The controlled removal of oxygen from steel during the production process delivers several useful variations on the basic product. These include steels featuring excellent chemical homogeneity, controlled segregation of impurities, and the exclusion of gas porosity with resultant improvements in surface quality. The four basic forms of deoxidized steel in descending order of oxygen removal are killed, semi-killed, capped, and rimmed steels. The process of oxygen removal involves the addition of deoxidizing agents such as aluminum, manganese, and ferrosilicone during the casting process.

This steel variant features moderate oxygen removal. This results in a finished ingot with a homogeneous composition, reduced segregation of impurities, and a thick cap or top layer with an excellent, uniform finish. The capping process begins as standard deoxidization with a reduced amount of deoxidizing agents added to the melt during casting. This starts the process of deoxidization and initiates the segregation of elements. This segregation process sees carbon, sulfur, and phosphorus migrating to the center of the ingot with the formation of a “rim” of relatively high iron content on the outside of the ingot.

Before the molten metal solidifies completely, a cap or cover is placed on the mold which accelerates the solidification of the melt adjacent to the cap. The result is a steel ingot with a rim of high iron content and low gas porosity around the sides and bottom and with a thick layer of like characteristics on top. With the exception of the capping and reduced deoxidization agent, this is the same basic process used to produce rimmed steel. The end product also differs in a reduced rim thickness and greatly increased top layer thickness and quality.

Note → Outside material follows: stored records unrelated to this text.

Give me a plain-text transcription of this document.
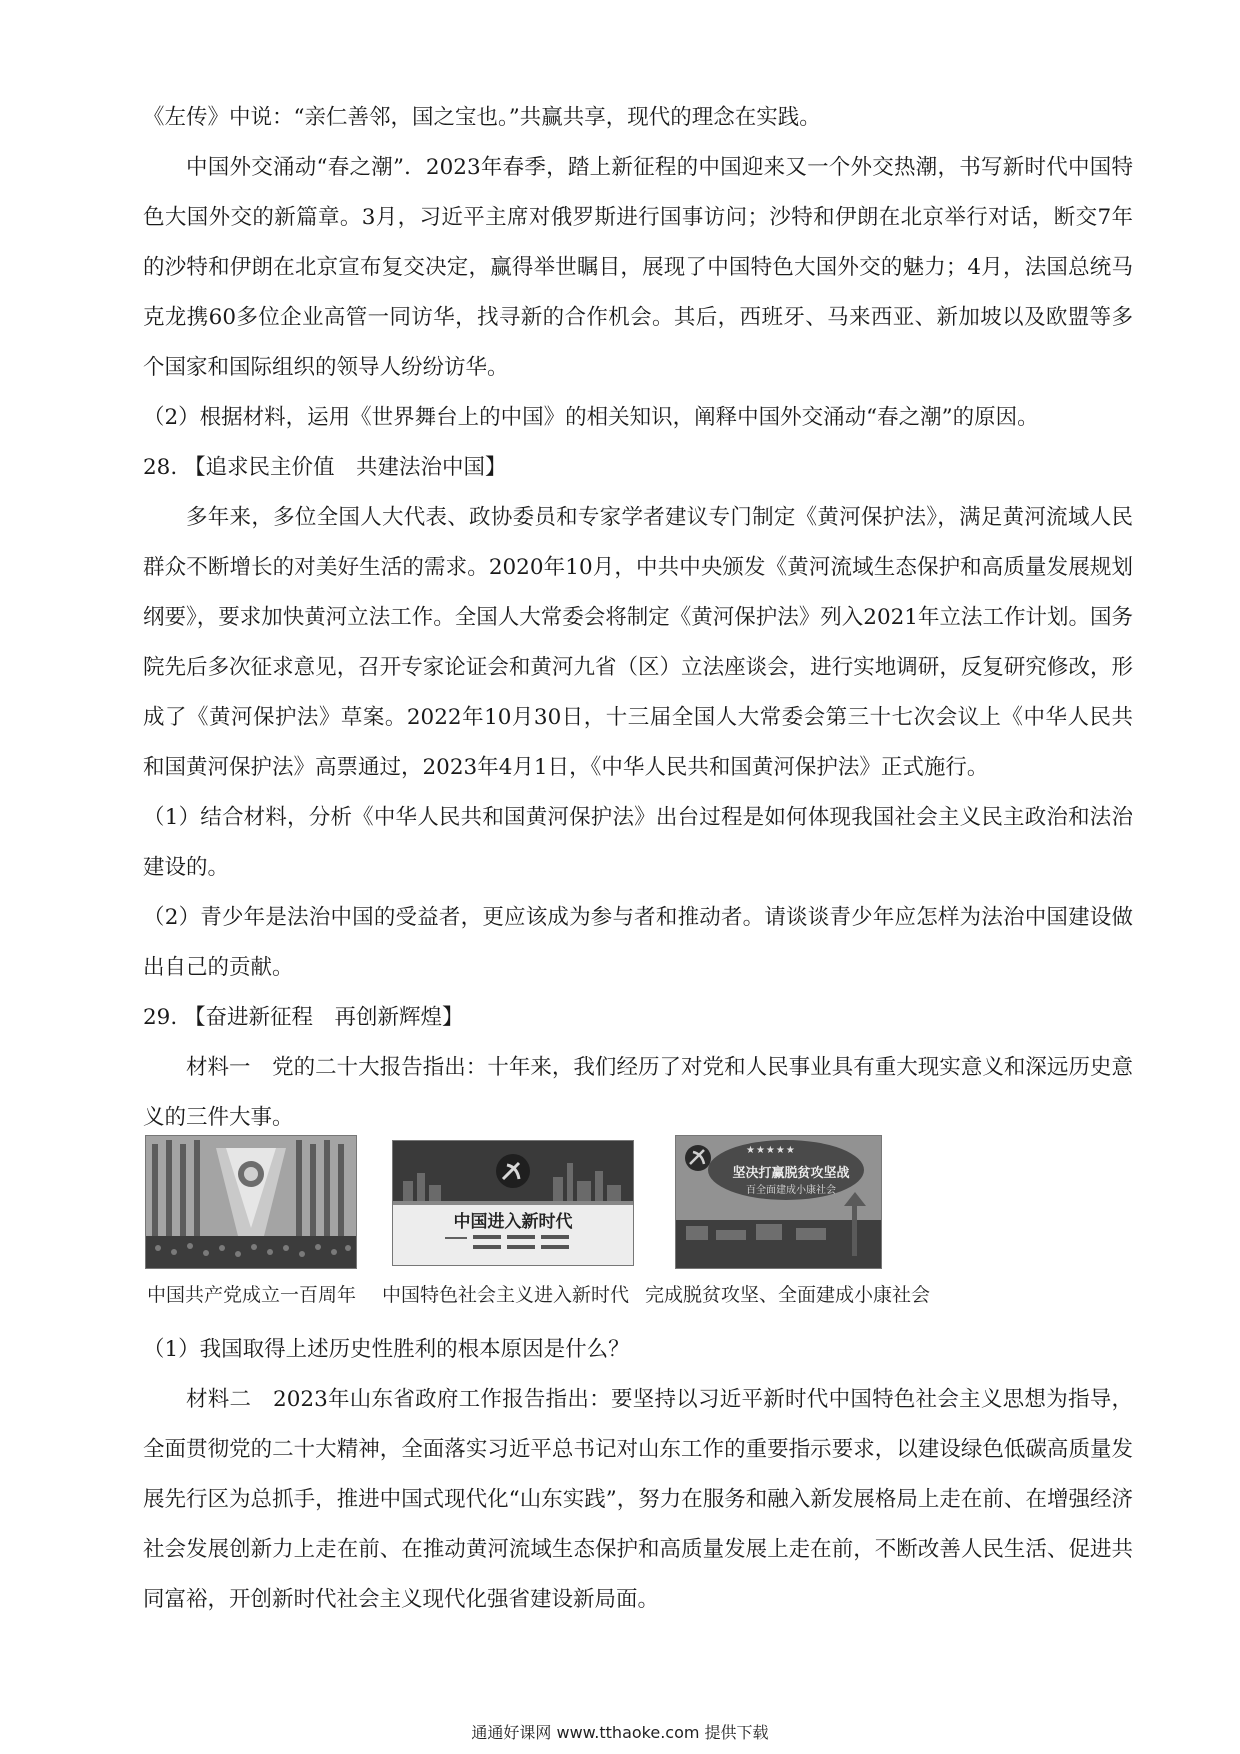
《左传》中说：“亲仁善邻，国之宝也。”共赢共享，现代的理念在实践。

中国外交涌动“春之潮”．2023年春季，踏上新征程的中国迎来又一个外交热潮，书写新时代中国特色大国外交的新篇章。3月，习近平主席对俄罗斯进行国事访问；沙特和伊朗在北京举行对话，断交7年的沙特和伊朗在北京宣布复交决定，赢得举世瞩目，展现了中国特色大国外交的魅力；4月，法国总统马克龙携60多位企业高管一同访华，找寻新的合作机会。其后，西班牙、马来西亚、新加坡以及欧盟等多个国家和国际组织的领导人纷纷访华。

（2）根据材料，运用《世界舞台上的中国》的相关知识，阐释中国外交涌动“春之潮”的原因。

28. 【追求民主价值　共建法治中国】

多年来，多位全国人大代表、政协委员和专家学者建议专门制定《黄河保护法》，满足黄河流域人民群众不断增长的对美好生活的需求。2020年10月，中共中央颁发《黄河流域生态保护和高质量发展规划纲要》，要求加快黄河立法工作。全国人大常委会将制定《黄河保护法》列入2021年立法工作计划。国务院先后多次征求意见，召开专家论证会和黄河九省（区）立法座谈会，进行实地调研，反复研究修改，形成了《黄河保护法》草案。2022年10月30日，十三届全国人大常委会第三十七次会议上《中华人民共和国黄河保护法》高票通过，2023年4月1日，《中华人民共和国黄河保护法》正式施行。

（1）结合材料，分析《中华人民共和国黄河保护法》出台过程是如何体现我国社会主义民主政治和法治建设的。

（2）青少年是法治中国的受益者，更应该成为参与者和推动者。请谈谈青少年应怎样为法治中国建设做出自己的贡献。

29. 【奋进新征程　再创新辉煌】

材料一　党的二十大报告指出：十年来，我们经历了对党和人民事业具有重大现实意义和深远历史意义的三件大事。

中国共产党成立一百周年
中国进入新时代
中国特色社会主义进入新时代
★★★★★
坚决打赢脱贫攻坚战
百全面建成小康社会
完成脱贫攻坚、全面建成小康社会

（1）我国取得上述历史性胜利的根本原因是什么？

材料二　2023年山东省政府工作报告指出：要坚持以习近平新时代中国特色社会主义思想为指导，全面贯彻党的二十大精神，全面落实习近平总书记对山东工作的重要指示要求，以建设绿色低碳高质量发展先行区为总抓手，推进中国式现代化“山东实践”，努力在服务和融入新发展格局上走在前、在增强经济社会发展创新力上走在前、在推动黄河流域生态保护和高质量发展上走在前，不断改善人民生活、促进共同富裕，开创新时代社会主义现代化强省建设新局面。

通通好课网 www.tthaoke.com 提供下载
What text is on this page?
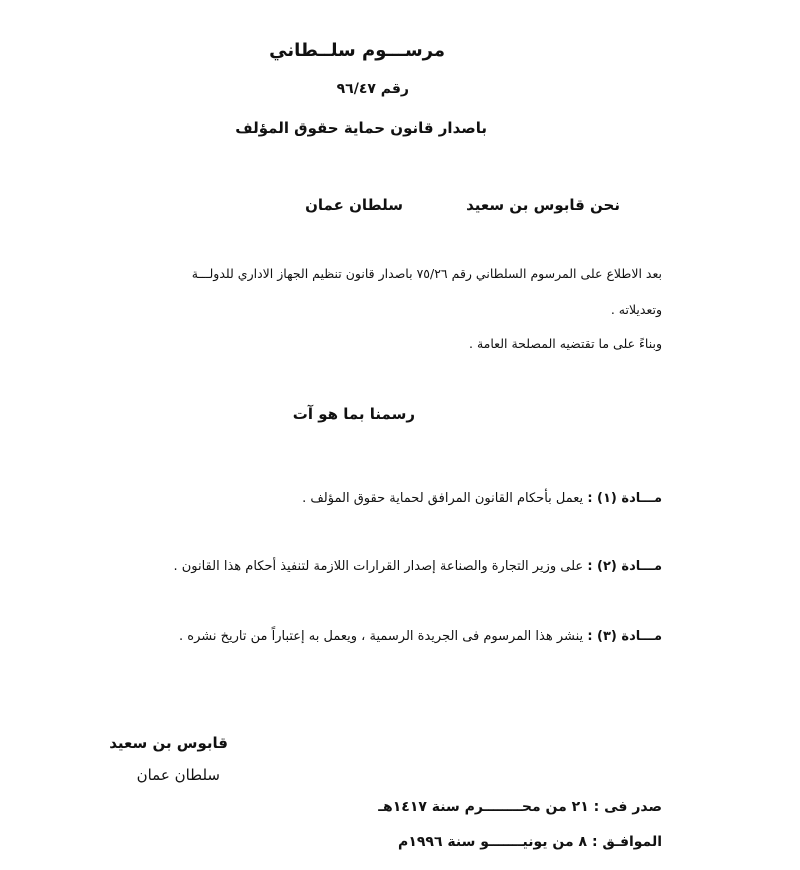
مرســـوم سلــطاني
رقم ٩٦/٤٧
باصدار قانون حماية حقوق المؤلف
نحن قابوس بن سعيد
سلطان عمان
بعد الاطلاع على المرسوم السلطاني رقم ٧٥/٢٦ باصدار قانون تنظيم الجهاز الاداري للدولـــة
وتعديلاته .
وبناءً على ما تقتضيه المصلحة العامة .
رسمنا بما هو آت
مـــادة (١) : يعمل بأحكام القانون المرافق لحماية حقوق المؤلف .
مـــادة (٢) : على وزير التجارة والصناعة إصدار القرارات اللازمة لتنفيذ أحكام هذا القانون .
مـــادة (٣) : ينشر هذا المرسوم فى الجريدة الرسمية ، ويعمل به إعتباراً من تاريخ نشره .
قابوس بن سعيد
سلطان عمان
صدر فى : ٢١ من محــــــــرم سنة ١٤١٧هـ
الموافـق : ٨ من يونيـــــــو سنة ١٩٩٦م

Capped steel is effective in processes requiring high quality surfaces. The excellent surface of capped steel is of particular value in cold working processes where gas egress imperfections on the surface of the steel are hard to eliminate. These processes include the cold drawing of sheet and strip steel. Capped steel is generally less hard as semi-killed or killed steels and is not as pure; this does not have much bearing on the items produced, however.